È la prima volta che un presidente sudcoreano in carica viene arrestato. Alle 10.33 di mercoledì 15 gennaio — ore 2.33 italiane — Yoon Suk-yeol è stato arrestato con l’accusa di «insurrezione e abuso di potere», cioè per aver proclamato, 43 giorni fa, la legge marziale.
A ulteriore testimonianza del caos che sta separando un Paese socialmente fragile, grandi folle di persone si sono riversate fuori dalla residenza presidenziale per manifestare chi a favore e chi contro l’arresto di Yoon. In effetti, negli ultimi giorni i sondaggi sul voto rappresentavano una certa divisione: Gallup Korea e Realmeter hanno riportato che, nonostante il tentato golpe e il seguente impeachment, il partito conservatore di Yoon (People power party, PPP) ha mantenuto un consenso tra il 34 e il 40 per cento, solo di poco inferiore a quello del Democratic Party (DP), tra il 42 e il 48 per cento.

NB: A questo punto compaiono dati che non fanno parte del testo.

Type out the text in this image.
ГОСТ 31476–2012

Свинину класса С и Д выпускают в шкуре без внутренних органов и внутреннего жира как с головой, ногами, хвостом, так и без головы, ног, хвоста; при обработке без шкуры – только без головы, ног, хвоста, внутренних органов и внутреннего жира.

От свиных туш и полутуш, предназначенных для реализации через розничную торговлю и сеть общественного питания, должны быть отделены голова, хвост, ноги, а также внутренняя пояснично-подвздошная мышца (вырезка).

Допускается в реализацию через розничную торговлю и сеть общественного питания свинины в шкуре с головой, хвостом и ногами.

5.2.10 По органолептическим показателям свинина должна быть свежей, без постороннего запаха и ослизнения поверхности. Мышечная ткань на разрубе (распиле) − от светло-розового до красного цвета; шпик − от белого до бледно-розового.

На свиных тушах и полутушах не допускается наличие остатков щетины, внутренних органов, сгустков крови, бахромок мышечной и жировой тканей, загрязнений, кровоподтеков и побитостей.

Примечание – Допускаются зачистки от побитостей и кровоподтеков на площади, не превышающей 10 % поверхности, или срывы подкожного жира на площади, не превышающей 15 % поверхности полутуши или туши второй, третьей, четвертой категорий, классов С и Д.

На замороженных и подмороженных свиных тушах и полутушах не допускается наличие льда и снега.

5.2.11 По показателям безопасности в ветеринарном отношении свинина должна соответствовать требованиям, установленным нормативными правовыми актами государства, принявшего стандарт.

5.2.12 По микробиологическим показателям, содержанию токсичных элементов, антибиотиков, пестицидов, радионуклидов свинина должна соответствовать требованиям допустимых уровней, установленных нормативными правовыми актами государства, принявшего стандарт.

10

Secondo gli stessi sondaggisti, peserebbe soprattutto la differenza generazionale — ancor più forte in un Paese dove si fanno sempre meno figli. In Corea del Sud gli over 60 si scambiano informazioni tramite YouTube, diffondono commenti secondo cui la legge marziale dichiarata da Yoon era inevitabile, dicono che le elezioni parlamentari dello scorso aprile — in cui hanno vinto i democratici — sono state truccate e provano una certa nostalgia nei confronti dei movimenti conservatori, ritenuti centrali ai fini dello sviluppo economico degli anni Settanta. Sebbene giovani sudcoreani si trovino pure tra i sostenitori di Yoon — spesso sono cristiani evangelici, legati a Donald Trump e fedeli allo slogan «stop the steal» — in opposizione agli over 60 si pongono invece studenti e giovani donne, che allargano la loro lotta ai diritti dei lavoratori, alla giustizia climatica e alla parità di genere.
Dietro l’immagine di un Paese spesso basata sui grandi marchi tecnologici, sul K-pop e su serie-tv come “Squid Game”, si nasconde invece un senso di malessere latente, alimentato a sua volta da certe dichiarazioni politiche. Dopo aver resistito a un primo tentativo di arresto, avvenuto lo scorso 3 gennaio per aver ignorato tre citazioni in giudizio e sventato dal suo servizio di sicurezza, Yoon ha detto che «sebbene si tratti di un’indagine illegale, ho deciso di accettare di presentarmi all’Ufficio investigativo sulla corruzione per alti funzionari (Cio) per evitare un orribile spargimento di sangue», ma «lo stato di diritto della nazione è completamente crollato». Allo stesso modo, la scelta di restare in silenzio di fronte ai primi interrogatori, durati oltre due ore, sembra andare nella direzione di mantenere alto il consenso tra i conservatori.
Nel frattempo, però, la stabilità internazionale della Corea del Sud — potenza di riferimento nell’Indo-Pacifico, specie per gli occidentali — sembra sempre più a rischio. Dopo l’arresto di Yoon, il Giappone si è affrettato a ribadire che le relazioni bilaterali «non cambieranno». Tokyo teme che i progressi fatti negli ultimi anni siano spazzati via da una nuova amministrazione, specie perché in Corea del Sud le voci di chi si oppone a una riconciliazione con i nipponici, a causa dell’occupazione della penisola coreana dal 1910 al 1945, non si sono mai placate.
Gli Stati Uniti ritengono la Corea del Sud e il Giappone alleati imprescindibili, perciò anche Washington mantiene alta l’attenzione sul fronte interno. Specie perché, a nord del trentottesimo parallelo, Pyongyang sta invece rafforzando la sua appartenenza al fronte antioccidentale. Dopo i video che testimoniano la presenza di soldati nordcoreani in Ucraina, diffusi dall’Intelligence ucraina, la Corea del Nord ha lanciato martedì missili balistici a corto raggio nel Mar Orientale.